When the text says that Joseph sent the wagons, not Pharaoh, it was a secret message to Jacob: your son Joseph still remembers your teachings and your influence, and despite his separation from his family, he is still a son of Jacob.
I want to share a deeper look at the wagons and the lesson Jacob taught his son Joseph before they separated. The story of the Eglah Arufah is a lesson of responsibility and what it means to be a Jew.
But the act itself was seen as strange, even by ancient eyes. One Rabbinic commentator, Shadal, (Samuel David Luzzatto, Italy; 1800-1865), gives his take on the reasoning of this ritual:
לחזק האמונה המפורסמת באומה שכל ישראל ערבים זה לזה . . .
It strengthens the belief in the Jewish nation that all Jews are responsible for each other . . .
But I want to take it even a step further: every Jew is responsible for not just other Jews but Judaism itself.
I have experienced some interesting battles. For example, early on in my rabbinate, I recall a conversation with a religious school mother struggling with sending her child to school. Halfway into the conversation, I felt like I was the stand-in for this mother’s childhood rabbi, and she was battling with her parents, who made their child go to religious school four days a week (gasp!)! She said, "I don't want to put them through the same torture I went through. Therefore, I am not going to give them a Jewish education."

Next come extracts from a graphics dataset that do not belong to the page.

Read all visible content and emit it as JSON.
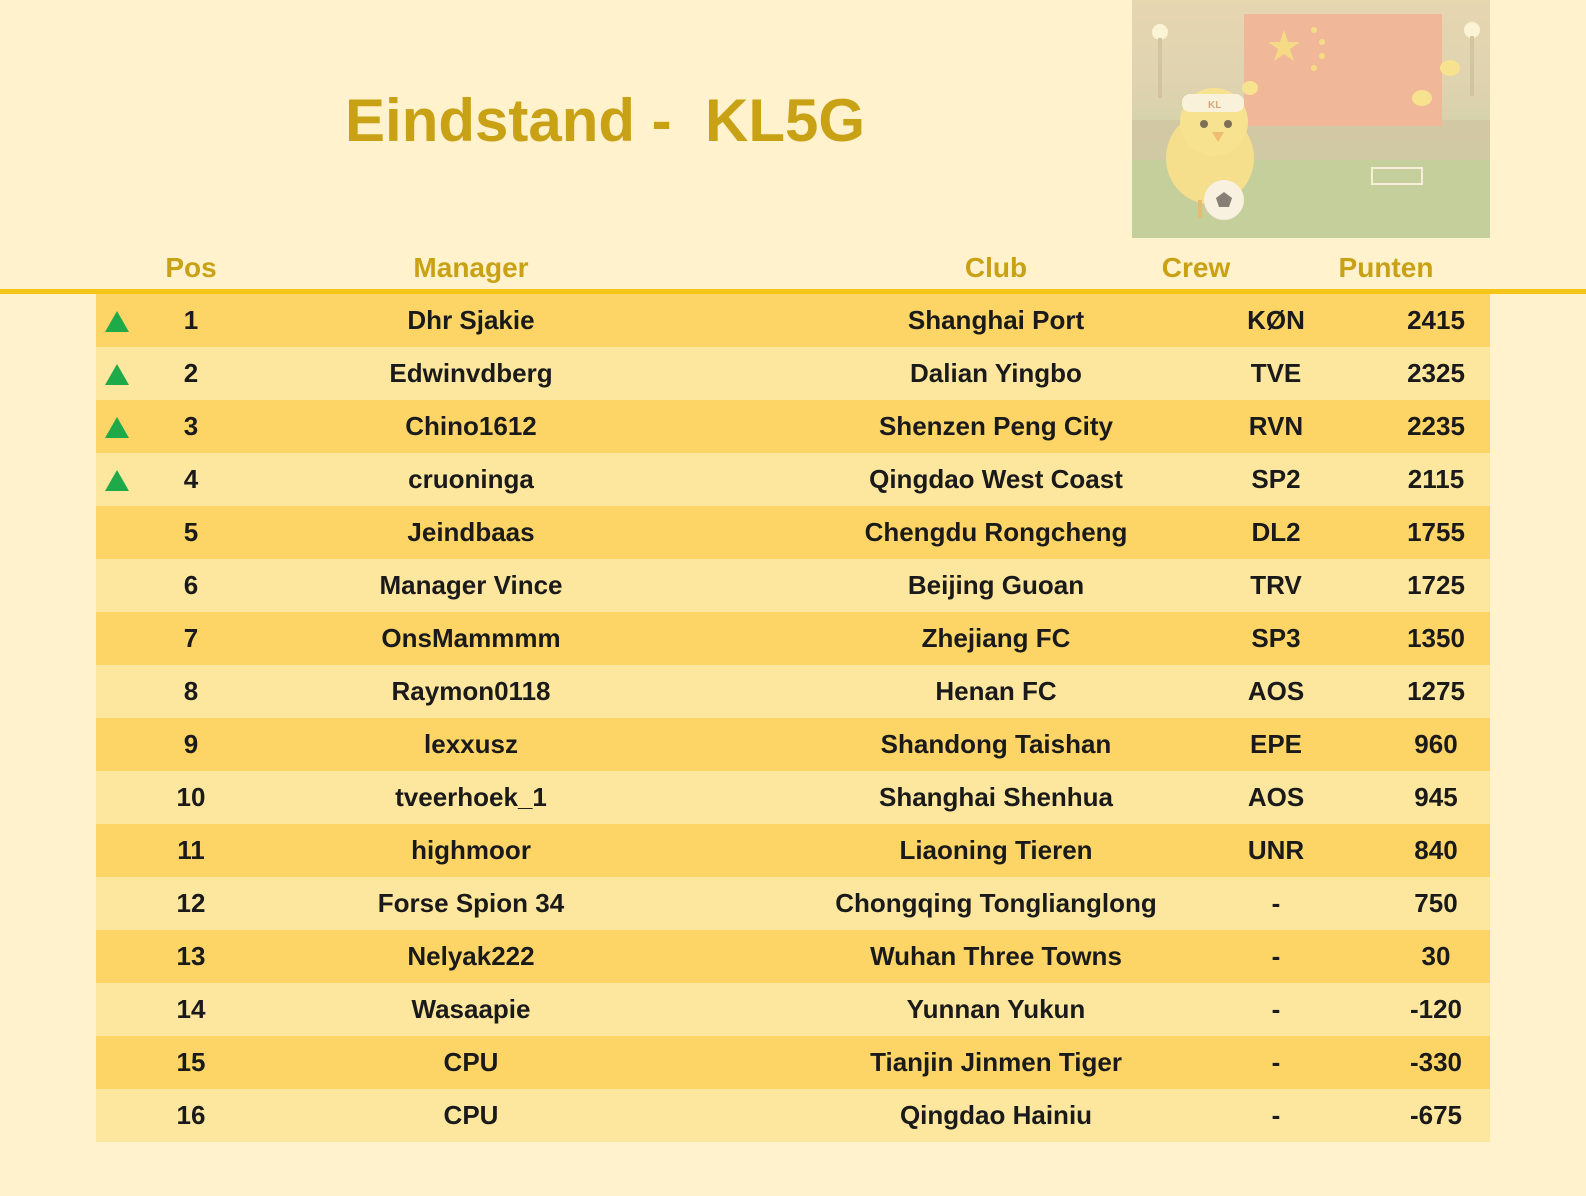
{
  "title": "Eindstand -  KL5G",
  "photo": {
    "badge": "KL"
  },
  "headers": {
    "pos": "Pos",
    "manager": "Manager",
    "club": "Club",
    "crew": "Crew",
    "points": "Punten"
  },
  "colors": {
    "accent": "#c9a115",
    "row_dark": "#fcd566",
    "row_light": "#fde69d",
    "up_arrow": "#1faa4a"
  },
  "rows": [
    {
      "up": true,
      "pos": "1",
      "manager": "Dhr Sjakie",
      "club": "Shanghai Port",
      "crew": "KØN",
      "points": "2415"
    },
    {
      "up": true,
      "pos": "2",
      "manager": "Edwinvdberg",
      "club": "Dalian Yingbo",
      "crew": "TVE",
      "points": "2325"
    },
    {
      "up": true,
      "pos": "3",
      "manager": "Chino1612",
      "club": "Shenzen Peng City",
      "crew": "RVN",
      "points": "2235"
    },
    {
      "up": true,
      "pos": "4",
      "manager": "cruoninga",
      "club": "Qingdao West Coast",
      "crew": "SP2",
      "points": "2115"
    },
    {
      "up": false,
      "pos": "5",
      "manager": "Jeindbaas",
      "club": "Chengdu Rongcheng",
      "crew": "DL2",
      "points": "1755"
    },
    {
      "up": false,
      "pos": "6",
      "manager": "Manager Vince",
      "club": "Beijing Guoan",
      "crew": "TRV",
      "points": "1725"
    },
    {
      "up": false,
      "pos": "7",
      "manager": "OnsMammmm",
      "club": "Zhejiang FC",
      "crew": "SP3",
      "points": "1350"
    },
    {
      "up": false,
      "pos": "8",
      "manager": "Raymon0118",
      "club": "Henan FC",
      "crew": "AOS",
      "points": "1275"
    },
    {
      "up": false,
      "pos": "9",
      "manager": "lexxusz",
      "club": "Shandong Taishan",
      "crew": "EPE",
      "points": "960"
    },
    {
      "up": false,
      "pos": "10",
      "manager": "tveerhoek_1",
      "club": "Shanghai Shenhua",
      "crew": "AOS",
      "points": "945"
    },
    {
      "up": false,
      "pos": "11",
      "manager": "highmoor",
      "club": "Liaoning Tieren",
      "crew": "UNR",
      "points": "840"
    },
    {
      "up": false,
      "pos": "12",
      "manager": "Forse Spion 34",
      "club": "Chongqing Tonglianglong",
      "crew": "-",
      "points": "750"
    },
    {
      "up": false,
      "pos": "13",
      "manager": "Nelyak222",
      "club": "Wuhan Three Towns",
      "crew": "-",
      "points": "30"
    },
    {
      "up": false,
      "pos": "14",
      "manager": "Wasaapie",
      "club": "Yunnan Yukun",
      "crew": "-",
      "points": "-120"
    },
    {
      "up": false,
      "pos": "15",
      "manager": "CPU",
      "club": "Tianjin Jinmen Tiger",
      "crew": "-",
      "points": "-330"
    },
    {
      "up": false,
      "pos": "16",
      "manager": "CPU",
      "club": "Qingdao Hainiu",
      "crew": "-",
      "points": "-675"
    }
  ]
}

What I felt like saying but never did was the following: "I'm not that rabbi, and you're not your parents. We are in the here and now; we can bring parts of the past with us, or we can leave them behind, but here's the thing. The things we leave behind may never be picked up again, and the things we pick along the way may remain with us for generations."

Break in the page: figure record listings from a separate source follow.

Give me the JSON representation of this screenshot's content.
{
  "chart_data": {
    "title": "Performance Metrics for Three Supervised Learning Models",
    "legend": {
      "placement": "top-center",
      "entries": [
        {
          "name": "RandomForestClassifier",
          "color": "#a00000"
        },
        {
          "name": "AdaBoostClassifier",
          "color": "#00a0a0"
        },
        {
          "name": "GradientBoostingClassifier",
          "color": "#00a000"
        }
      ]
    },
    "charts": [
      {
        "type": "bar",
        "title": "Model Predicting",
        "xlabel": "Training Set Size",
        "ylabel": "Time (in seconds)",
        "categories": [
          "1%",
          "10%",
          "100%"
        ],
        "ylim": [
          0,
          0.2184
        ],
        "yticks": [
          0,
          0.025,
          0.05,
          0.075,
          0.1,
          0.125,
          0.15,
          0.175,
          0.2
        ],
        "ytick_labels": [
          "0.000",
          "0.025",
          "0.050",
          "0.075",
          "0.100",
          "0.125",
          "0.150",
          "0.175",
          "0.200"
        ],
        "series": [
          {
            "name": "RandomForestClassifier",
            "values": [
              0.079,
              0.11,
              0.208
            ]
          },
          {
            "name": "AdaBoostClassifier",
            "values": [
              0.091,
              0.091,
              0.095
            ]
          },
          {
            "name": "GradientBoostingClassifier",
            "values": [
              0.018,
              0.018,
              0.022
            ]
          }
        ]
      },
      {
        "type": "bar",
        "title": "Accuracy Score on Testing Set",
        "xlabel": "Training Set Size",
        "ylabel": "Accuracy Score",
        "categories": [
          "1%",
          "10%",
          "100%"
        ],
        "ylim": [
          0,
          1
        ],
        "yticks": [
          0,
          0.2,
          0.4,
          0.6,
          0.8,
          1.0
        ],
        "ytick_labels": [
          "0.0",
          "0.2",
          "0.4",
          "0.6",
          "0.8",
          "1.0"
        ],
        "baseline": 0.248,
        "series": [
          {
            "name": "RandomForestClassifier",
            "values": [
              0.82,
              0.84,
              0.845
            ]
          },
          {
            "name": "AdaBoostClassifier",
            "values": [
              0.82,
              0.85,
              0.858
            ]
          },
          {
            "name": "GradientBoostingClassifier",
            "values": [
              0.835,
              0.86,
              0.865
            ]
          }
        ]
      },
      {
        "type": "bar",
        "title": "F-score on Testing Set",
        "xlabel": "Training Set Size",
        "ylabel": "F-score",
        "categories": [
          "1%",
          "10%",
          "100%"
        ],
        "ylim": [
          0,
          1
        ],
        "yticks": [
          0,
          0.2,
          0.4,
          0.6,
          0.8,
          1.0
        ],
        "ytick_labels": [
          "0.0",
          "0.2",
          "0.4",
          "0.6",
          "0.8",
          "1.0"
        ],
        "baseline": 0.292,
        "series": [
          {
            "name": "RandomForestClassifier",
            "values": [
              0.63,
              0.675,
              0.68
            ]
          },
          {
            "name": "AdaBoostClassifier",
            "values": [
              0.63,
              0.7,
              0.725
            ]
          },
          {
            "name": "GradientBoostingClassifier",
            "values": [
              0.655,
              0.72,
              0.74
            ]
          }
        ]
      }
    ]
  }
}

A quote is attributed to the American novelist Mark Twain: "When I was a boy of fourteen, my father was so ignorant I could hardly stand to have the old man around. But when I got to be twenty-one, I was astonished at how much he had learned in seven years."

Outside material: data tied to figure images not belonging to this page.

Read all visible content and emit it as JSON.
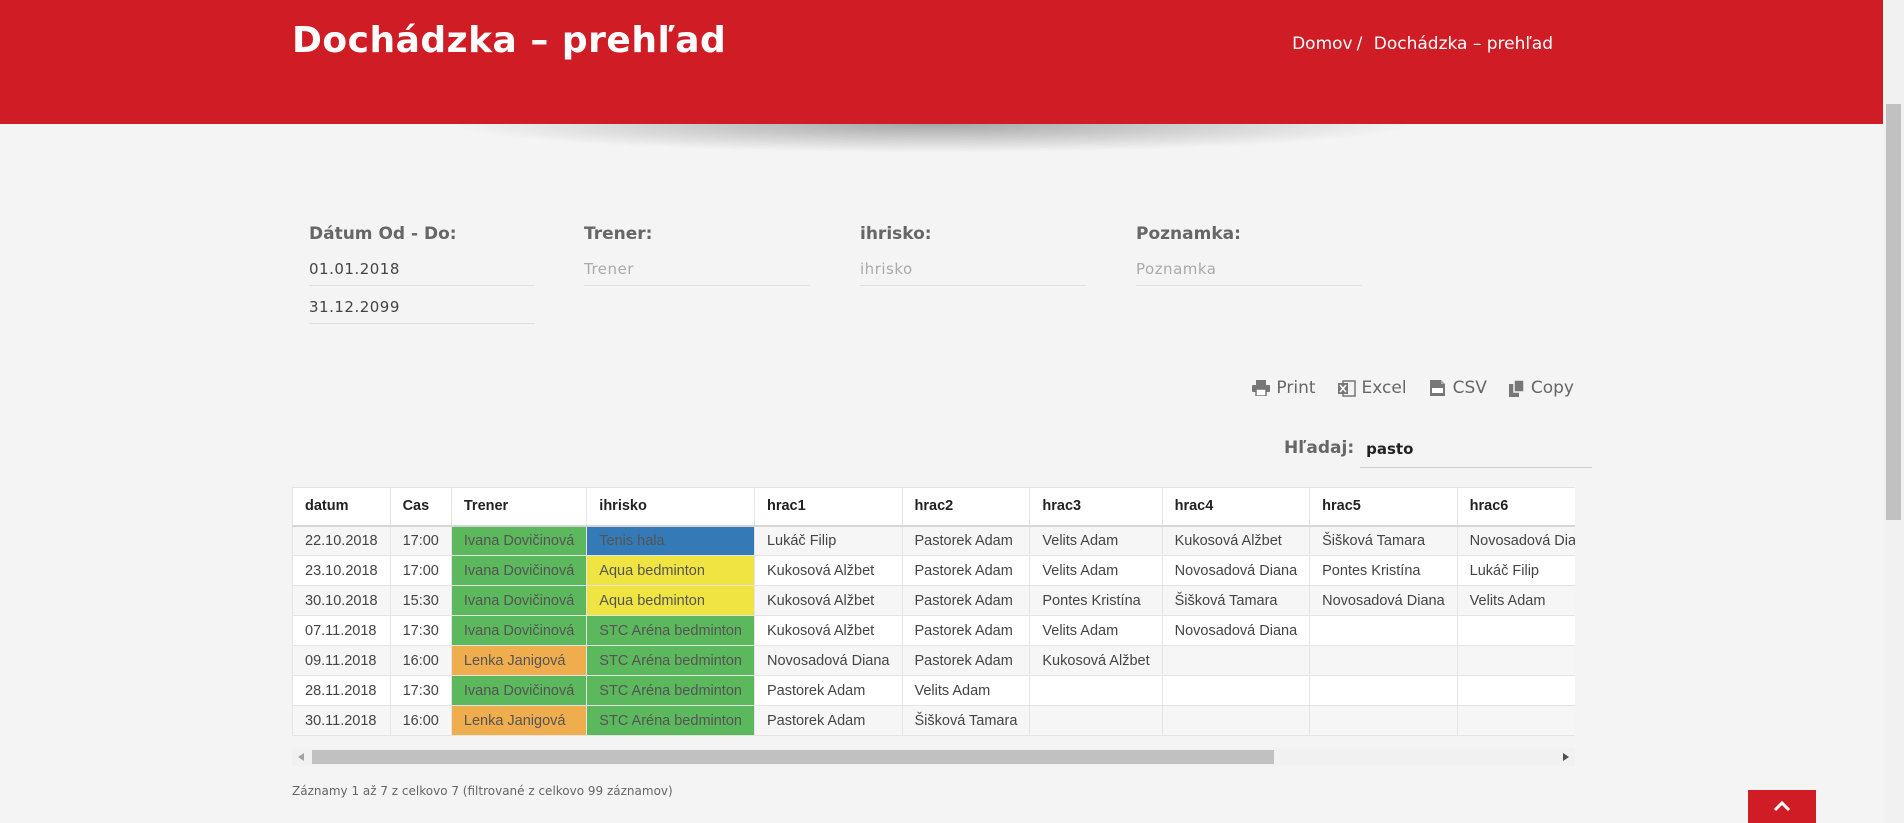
{
  "header": {
    "title": "Dochádzka – prehľad",
    "breadcrumb": {
      "home": "Domov",
      "separator": "/",
      "current": "Dochádzka – prehľad"
    },
    "color": "#cf1c25"
  },
  "filters": {
    "date": {
      "label": "Dátum Od - Do:",
      "from": "01.01.2018",
      "to": "31.12.2099"
    },
    "trainer": {
      "label": "Trener:",
      "placeholder": "Trener"
    },
    "court": {
      "label": "ihrisko:",
      "placeholder": "ihrisko"
    },
    "note": {
      "label": "Poznamka:",
      "placeholder": "Poznamka"
    }
  },
  "export_buttons": {
    "print": {
      "label": "Print",
      "icon": "print-icon"
    },
    "excel": {
      "label": "Excel",
      "icon": "excel-icon"
    },
    "csv": {
      "label": "CSV",
      "icon": "csv-icon"
    },
    "copy": {
      "label": "Copy",
      "icon": "copy-icon"
    }
  },
  "search": {
    "label": "Hľadaj:",
    "value": "pasto"
  },
  "table": {
    "columns": [
      "datum",
      "Cas",
      "Trener",
      "ihrisko",
      "hrac1",
      "hrac2",
      "hrac3",
      "hrac4",
      "hrac5",
      "hrac6"
    ],
    "rows": [
      {
        "datum": "22.10.2018",
        "cas": "17:00",
        "trener": "Ivana Dovičinová",
        "trener_color": "#5cb85c",
        "ihrisko": "Tenis hala",
        "ihrisko_color": "#337ab7",
        "players": [
          "Lukáč Filip",
          "Pastorek Adam",
          "Velits Adam",
          "Kukosová Alžbet",
          "Šišková Tamara",
          "Novosadová Diana"
        ]
      },
      {
        "datum": "23.10.2018",
        "cas": "17:00",
        "trener": "Ivana Dovičinová",
        "trener_color": "#5cb85c",
        "ihrisko": "Aqua bedminton",
        "ihrisko_color": "#f0e442",
        "players": [
          "Kukosová Alžbet",
          "Pastorek Adam",
          "Velits Adam",
          "Novosadová Diana",
          "Pontes Kristína",
          "Lukáč Filip"
        ]
      },
      {
        "datum": "30.10.2018",
        "cas": "15:30",
        "trener": "Ivana Dovičinová",
        "trener_color": "#5cb85c",
        "ihrisko": "Aqua bedminton",
        "ihrisko_color": "#f0e442",
        "players": [
          "Kukosová Alžbet",
          "Pastorek Adam",
          "Pontes Kristína",
          "Šišková Tamara",
          "Novosadová Diana",
          "Velits Adam"
        ]
      },
      {
        "datum": "07.11.2018",
        "cas": "17:30",
        "trener": "Ivana Dovičinová",
        "trener_color": "#5cb85c",
        "ihrisko": "STC Aréna bedminton",
        "ihrisko_color": "#5cb85c",
        "players": [
          "Kukosová Alžbet",
          "Pastorek Adam",
          "Velits Adam",
          "Novosadová Diana",
          "",
          ""
        ]
      },
      {
        "datum": "09.11.2018",
        "cas": "16:00",
        "trener": "Lenka Janigová",
        "trener_color": "#f0ad4e",
        "ihrisko": "STC Aréna bedminton",
        "ihrisko_color": "#5cb85c",
        "players": [
          "Novosadová Diana",
          "Pastorek Adam",
          "Kukosová Alžbet",
          "",
          "",
          ""
        ]
      },
      {
        "datum": "28.11.2018",
        "cas": "17:30",
        "trener": "Ivana Dovičinová",
        "trener_color": "#5cb85c",
        "ihrisko": "STC Aréna bedminton",
        "ihrisko_color": "#5cb85c",
        "players": [
          "Pastorek Adam",
          "Velits Adam",
          "",
          "",
          "",
          ""
        ]
      },
      {
        "datum": "30.11.2018",
        "cas": "16:00",
        "trener": "Lenka Janigová",
        "trener_color": "#f0ad4e",
        "ihrisko": "STC Aréna bedminton",
        "ihrisko_color": "#5cb85c",
        "players": [
          "Pastorek Adam",
          "Šišková Tamara",
          "",
          "",
          "",
          ""
        ]
      }
    ]
  },
  "footer": {
    "info": "Záznamy 1 až 7 z celkovo 7 (filtrované z celkovo 99 záznamov)"
  }
}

A teacher at the Conservative Yeshiva, Ilana Kurshan, gave an interesting take on the mindset of Jacob and Joseph at this moment between Jacob and Joseph as a foil for all Jewish parents and children. She writes:
"When Jacob sees the wagons, he realizes not just that his son is still alive, but that he still upholds the values with which he was raised. Jacob's realization is a reminder that generational distance may be not only physical, but also psychological; a parent may feel that a child has abandoned the values that parent sought to inculcate, or a child may feel that a parent has abdicated responsibility. Perhaps there is no greater gift we can bestow upon our parents than the assurance that we, their children, remain committed to their values and will convey them—wagonload by wagonload—to the next generation."
One of the greatest gifts we can give to our children, our children of all ages, is to teach them our tradition, even if we may disagree with certain parts, because although we may think of them as extensions of ourselves, they are not, which makes parenting even that more holy because it is even more selfless than we thought.
All Jews are responsible for one another, but what might be even more important is that each generation is responsible for Judaism, our past, our present, and our future.